L’un d’eux me donne rendez-vous à deux heures du matin au Rosebud. J’y vais, il ne se passe rien, nous mangeons comme d’habitude du chili con carne avec quelques amis de la nuit. J’ai vingt-cinq ans.
• Un autre bar de quartier servait de quartier général où se fomentaient des révolutions de l’avenir. Au quartier général, les filles n’arrivaient pas en même temps. Je ne comprenais pas les filles. Cette fois, c’était au centre de Grenoble début des années 70. La question du centre était cruciale pour MBDQ, y compris quartier général, a fortiori quartier général où se fomentent les rév. de l’av. Personne n’a jamais dit QG. Les groupes se déplaçaient selon la logique des limaces : rien ne se sait, rien ne s’ébruite, on se retrouve.
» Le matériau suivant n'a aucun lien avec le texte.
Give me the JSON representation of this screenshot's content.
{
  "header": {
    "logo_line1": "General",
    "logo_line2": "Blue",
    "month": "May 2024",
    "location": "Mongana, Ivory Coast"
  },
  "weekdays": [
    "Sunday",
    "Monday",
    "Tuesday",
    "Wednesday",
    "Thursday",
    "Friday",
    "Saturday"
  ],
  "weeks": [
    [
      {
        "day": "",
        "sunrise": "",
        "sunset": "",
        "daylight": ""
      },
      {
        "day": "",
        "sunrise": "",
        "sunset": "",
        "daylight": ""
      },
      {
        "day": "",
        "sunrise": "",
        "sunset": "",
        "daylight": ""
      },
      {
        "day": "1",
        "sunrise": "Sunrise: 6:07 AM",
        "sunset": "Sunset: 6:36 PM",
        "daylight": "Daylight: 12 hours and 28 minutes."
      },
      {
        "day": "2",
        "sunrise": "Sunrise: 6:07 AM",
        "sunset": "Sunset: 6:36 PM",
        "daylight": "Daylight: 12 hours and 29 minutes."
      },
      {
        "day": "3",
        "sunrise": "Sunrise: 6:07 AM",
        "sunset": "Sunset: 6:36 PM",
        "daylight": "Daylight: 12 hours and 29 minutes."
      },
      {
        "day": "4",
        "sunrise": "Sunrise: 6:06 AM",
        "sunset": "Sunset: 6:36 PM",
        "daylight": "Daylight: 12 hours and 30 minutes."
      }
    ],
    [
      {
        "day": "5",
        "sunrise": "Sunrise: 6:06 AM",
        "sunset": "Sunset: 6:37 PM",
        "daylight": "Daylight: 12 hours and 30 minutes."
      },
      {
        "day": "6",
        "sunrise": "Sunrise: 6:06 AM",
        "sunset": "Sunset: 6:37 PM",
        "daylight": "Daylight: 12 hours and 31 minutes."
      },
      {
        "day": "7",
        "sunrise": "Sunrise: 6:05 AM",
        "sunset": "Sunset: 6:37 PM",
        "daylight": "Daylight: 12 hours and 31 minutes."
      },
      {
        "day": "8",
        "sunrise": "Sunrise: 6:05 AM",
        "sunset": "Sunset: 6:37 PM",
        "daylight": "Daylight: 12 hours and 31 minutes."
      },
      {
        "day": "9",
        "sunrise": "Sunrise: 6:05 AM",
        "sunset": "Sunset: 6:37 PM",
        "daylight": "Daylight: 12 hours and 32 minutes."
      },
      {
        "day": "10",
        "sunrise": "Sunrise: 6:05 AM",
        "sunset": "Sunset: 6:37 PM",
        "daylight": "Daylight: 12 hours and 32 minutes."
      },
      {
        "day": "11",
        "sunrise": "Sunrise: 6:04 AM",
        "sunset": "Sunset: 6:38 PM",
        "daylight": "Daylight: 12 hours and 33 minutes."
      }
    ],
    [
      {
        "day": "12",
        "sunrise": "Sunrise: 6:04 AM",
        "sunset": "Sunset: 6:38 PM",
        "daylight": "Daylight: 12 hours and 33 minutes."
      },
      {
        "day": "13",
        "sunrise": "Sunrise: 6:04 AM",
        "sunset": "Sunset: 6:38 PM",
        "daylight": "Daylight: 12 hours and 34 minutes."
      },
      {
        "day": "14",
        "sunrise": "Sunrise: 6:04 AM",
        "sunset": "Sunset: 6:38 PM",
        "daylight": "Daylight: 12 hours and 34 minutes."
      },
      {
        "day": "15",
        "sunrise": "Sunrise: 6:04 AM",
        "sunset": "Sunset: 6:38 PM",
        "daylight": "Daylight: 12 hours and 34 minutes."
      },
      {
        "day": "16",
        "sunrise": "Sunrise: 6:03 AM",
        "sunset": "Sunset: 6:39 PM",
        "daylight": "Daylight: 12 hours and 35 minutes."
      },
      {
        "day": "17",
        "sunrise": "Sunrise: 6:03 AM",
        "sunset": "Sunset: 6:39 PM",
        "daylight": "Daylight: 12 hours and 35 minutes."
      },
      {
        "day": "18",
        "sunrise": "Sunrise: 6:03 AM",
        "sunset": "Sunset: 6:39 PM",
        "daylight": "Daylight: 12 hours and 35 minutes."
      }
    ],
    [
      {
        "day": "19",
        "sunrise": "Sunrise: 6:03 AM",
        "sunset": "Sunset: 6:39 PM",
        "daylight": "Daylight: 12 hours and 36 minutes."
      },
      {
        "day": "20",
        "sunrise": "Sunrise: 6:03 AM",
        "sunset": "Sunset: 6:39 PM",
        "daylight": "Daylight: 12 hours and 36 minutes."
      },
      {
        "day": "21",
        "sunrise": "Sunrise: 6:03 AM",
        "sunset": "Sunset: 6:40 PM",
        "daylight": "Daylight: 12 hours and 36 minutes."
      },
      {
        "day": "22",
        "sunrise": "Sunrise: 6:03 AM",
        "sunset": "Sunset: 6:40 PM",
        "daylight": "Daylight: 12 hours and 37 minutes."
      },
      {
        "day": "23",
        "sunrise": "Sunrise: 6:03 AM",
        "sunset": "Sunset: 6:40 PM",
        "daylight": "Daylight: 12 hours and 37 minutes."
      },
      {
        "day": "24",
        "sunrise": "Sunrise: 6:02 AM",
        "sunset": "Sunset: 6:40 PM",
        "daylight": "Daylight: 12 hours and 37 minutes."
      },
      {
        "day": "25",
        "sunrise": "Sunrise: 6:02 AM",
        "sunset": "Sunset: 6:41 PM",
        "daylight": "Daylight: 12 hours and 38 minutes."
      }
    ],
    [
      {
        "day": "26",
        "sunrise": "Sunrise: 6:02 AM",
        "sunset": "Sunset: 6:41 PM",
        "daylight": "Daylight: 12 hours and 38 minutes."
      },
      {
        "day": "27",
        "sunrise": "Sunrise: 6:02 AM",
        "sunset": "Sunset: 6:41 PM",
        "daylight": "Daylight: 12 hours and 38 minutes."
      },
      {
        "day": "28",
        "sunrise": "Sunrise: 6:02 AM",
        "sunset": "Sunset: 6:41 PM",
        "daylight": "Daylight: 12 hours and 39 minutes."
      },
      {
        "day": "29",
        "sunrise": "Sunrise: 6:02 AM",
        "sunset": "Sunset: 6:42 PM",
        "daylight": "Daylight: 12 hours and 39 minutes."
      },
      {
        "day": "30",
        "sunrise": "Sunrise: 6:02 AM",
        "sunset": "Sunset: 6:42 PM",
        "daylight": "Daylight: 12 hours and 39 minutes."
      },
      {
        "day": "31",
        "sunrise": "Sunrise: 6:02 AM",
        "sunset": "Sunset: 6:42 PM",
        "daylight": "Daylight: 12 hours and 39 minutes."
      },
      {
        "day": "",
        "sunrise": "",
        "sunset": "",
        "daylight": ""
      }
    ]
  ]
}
On boit des coups, la lumière est effacée, c’est presque l’obscurité, on est dans des encoignures, le bruit des paroles monte très haut et redescend.
Dans ces moments, je ne sais pas si j’y suis, c’est paradoxal. Je suis dans ces lieux sans y être. Je ne sais que répondre. Je m’absente ou bien je hurle parce que mes convictions sont si fortes qu’il faut que je les fasse partager en hurlant ; c’est ma véhémence, comme une démence, un trop d’existence. J’ai bientôt dix-sept ans.
• Parfois, dans les banlieues inconnues du quatre-ving-treize, des fleurs m’accueillent par brassées, des fleurs surprenantes, blanches et très amies entre elles au point de se serrer, au bar du quartier qui devient le mien quelques instants. Quel est l’instant ? De cela non plus nous n’avons aucune conscience, l’instant ne se quantifie pas.
Ici, il y a des fenêtres basses ouvertes sur des sentes parfumées, et de nombreux enfants un peu négligés. J’ai une cinquantaine d’années.
• Souvent, MBDQ est kabyle aux yeux clairs cheveux touffus sombres dents très blanches, brossées au bicarbonate mélangé avec du dentifrice, il me l’assure. Je suis debout accoudée au comptoir, je ris. Je ris parce que c’est la belle vie, un verre devant moi. Il arrive que je m’esclaffe, oui. Même pendant la guerre du Golfe, même pendant des drames. Je est séparé des drames, ils sont loin du verre, de celui-ci et du prochain.
C’est pour vous, ce n’est pour personne, c’est pour moi, merci. La Kabylie c’est beau. Je n’y suis jamais allée, c’est beau comment ? La Kabylie m’accompagne sans qu’elle le sache, personne n’ira la prévenir qu’un Kabyle de MBDQ parle d’elle. Il n’y a pas lieu de s’appesantir, les verres ne sont pas faits pour ça. J’ai un peu plus de quarante ans.
• J’essaie, je retiens, je passe ; la terrasse du bar de mon quartier, La Piscine, m’attire avec son store rouge et son palmier, le palmier est nouveau, le store rouge rend La Piscine rouge, c’est une couleur qui lui va bien et au patron ses yeux verts kabyles tournés vers le palmier à grandes feuilles vertes.
Sur le trottoir mes mémoires se congèlent instantanément, l’instant de l’enquête s’aplatit telles les oreilles d’un chien en couches aéroplanes.
• Jamais plus je n’allais dans MBDQ, jusqu’au jour de La Piscine. Il était tard pour prendre un café. Je pris un café. C’était le dernier état lisible de MBDQ.